HAYDEN SCHAUMBERG, 16, junior with Watseka Community HS (IL), suffered a broken neck in a collision on a kick return in a game on 10/17/14. He had emergency surgery but still could not move large parts of his body afterward. “It’s probably been one of the worst weekends of my whole life,” said Steven Lucas, Watseka’s head coach, a close personal friend of Hayden’s family. Hayden’s mother, Jolyn, said that she does not blame the Central player who collided with her son. According to the Youth Sports Safety Alliance, there have been 47 football-related spinal cord injuries between 2007 and 2011 from which the player never fully recovered. In 7 cases in 2010, alone, 7 players were permanently disabled. The Illinois High School Association has discussed eliminating kickoffs from the game. Contributions can be made to a trust fund at 1st Trust and Saving Bank/120 E Walnut St/Watseka Il 60970/C/O Hayden.—“While Watseka rallies around Hayden, the question of safety in football returns”, Daily-Journal.com 10/20/14, Lee Provost & Kyle Games.

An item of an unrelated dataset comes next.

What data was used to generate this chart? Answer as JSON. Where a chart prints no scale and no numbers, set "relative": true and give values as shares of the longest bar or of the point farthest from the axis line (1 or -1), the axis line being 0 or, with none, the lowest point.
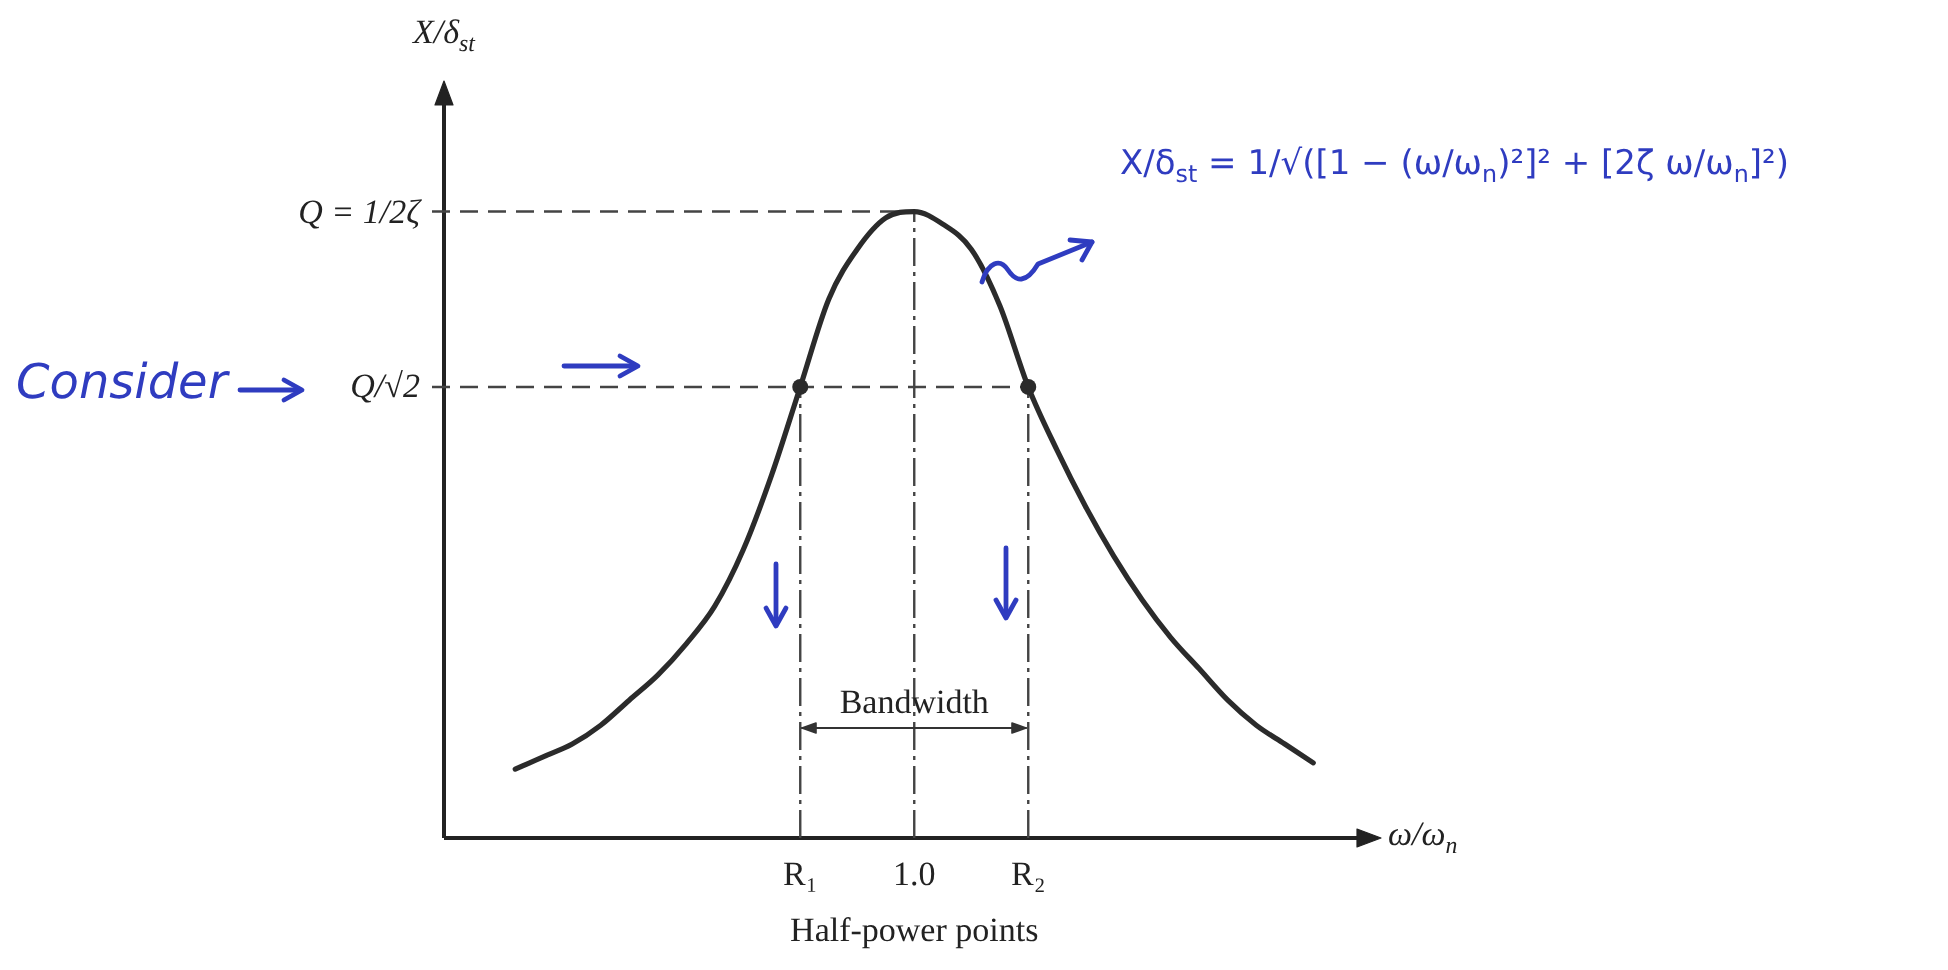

4/18/15 Schaumberg Update: Illinois Coach Tim Beckman and his team were so inspired by Hayden Schaumberg’s recovery from his October 2014 spinal injury that he was named honorary coach for the team’s spring game. Schaumberg, who spent many days doing 6 hours of rehab, walked onto the field without a sign of his injury. “I feel normal again. That sense of normalcy is back again.”—“Injured football player named honorary coach”, Illinoishomepage.net 4/20/15, Gary Brode & Maggie Hockenberry.